340 Fahrräder warten auf neue Besitzer, weitere 100 stehen in einem Lager der Kindertagesstätte an der Bussardstraße. „Jeden Freitag leihe ich mir einen Pritschenwagen vom Bauhof und hole die Räder ab“, erzählt Palmen, der Initiator der Fahrradwerkstatt. Anschließend wird jedes Rad fotografiert, mit einer Markierung versehen und in einer Datei registriert. „Falls wir die Reparatur nicht selbst hinbekommen, hilft uns das ,Haus der Räder’ großzügig weiter“, sagt Palmen. Auch der Hagebaumarkt spendet benötigtes Material für das Ersatzteillager. „Es ist uns wichtig, dass wir keine Konkurrenz zu den Geschäften sein wollen, deshalb verkaufen wir nur ganz selten hochwertige Räder an Bürger“, betont Palmen. Die reparierten Räder werden sonst ausnahmslos an Flüchtlinge weitergegeben. Das Sozialamt legt fest, wer ein Fahrrad benötigt, und gegen diese Bescheinigung werden die Räder vermittelt.

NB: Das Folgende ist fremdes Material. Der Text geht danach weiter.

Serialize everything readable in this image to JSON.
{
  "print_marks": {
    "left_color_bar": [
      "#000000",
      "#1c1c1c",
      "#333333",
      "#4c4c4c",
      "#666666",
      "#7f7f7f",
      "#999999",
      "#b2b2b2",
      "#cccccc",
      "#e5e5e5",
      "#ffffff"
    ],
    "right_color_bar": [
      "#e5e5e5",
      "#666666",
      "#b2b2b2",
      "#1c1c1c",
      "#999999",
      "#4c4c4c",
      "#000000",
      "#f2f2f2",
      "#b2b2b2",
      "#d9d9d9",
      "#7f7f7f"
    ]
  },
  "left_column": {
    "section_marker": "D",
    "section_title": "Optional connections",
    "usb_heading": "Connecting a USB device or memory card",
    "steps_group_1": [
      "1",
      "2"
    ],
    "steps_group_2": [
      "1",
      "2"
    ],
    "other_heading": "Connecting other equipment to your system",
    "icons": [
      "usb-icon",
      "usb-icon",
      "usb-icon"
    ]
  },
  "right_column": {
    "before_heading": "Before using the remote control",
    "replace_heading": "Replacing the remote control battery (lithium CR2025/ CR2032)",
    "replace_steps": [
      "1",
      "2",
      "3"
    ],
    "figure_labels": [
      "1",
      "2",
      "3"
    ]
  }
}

Die neuen Besitzer haben zehn Euro für das Schloss zu zahlen, für ein besonders hochwertiges Rad müssen sie noch etwas drauflegen.

Nicht immer laufe die Ausgabe ganz reibungslos ab. „Einzelne Flüchtlinge haben ein gewisses Anspruchsdenken und möchten keine so genannten ,Bahnhofsräder’. Nehmen sie nichts, bekommen sie aber auch keine zweite Bescheinigung“, sagt Therstappen-Honjo. Sollten an den Rädern erneut Schäden auftreten, bietet die Werkstatt in jeder zweiten Woche Hilfestellung bei Reparaturen an.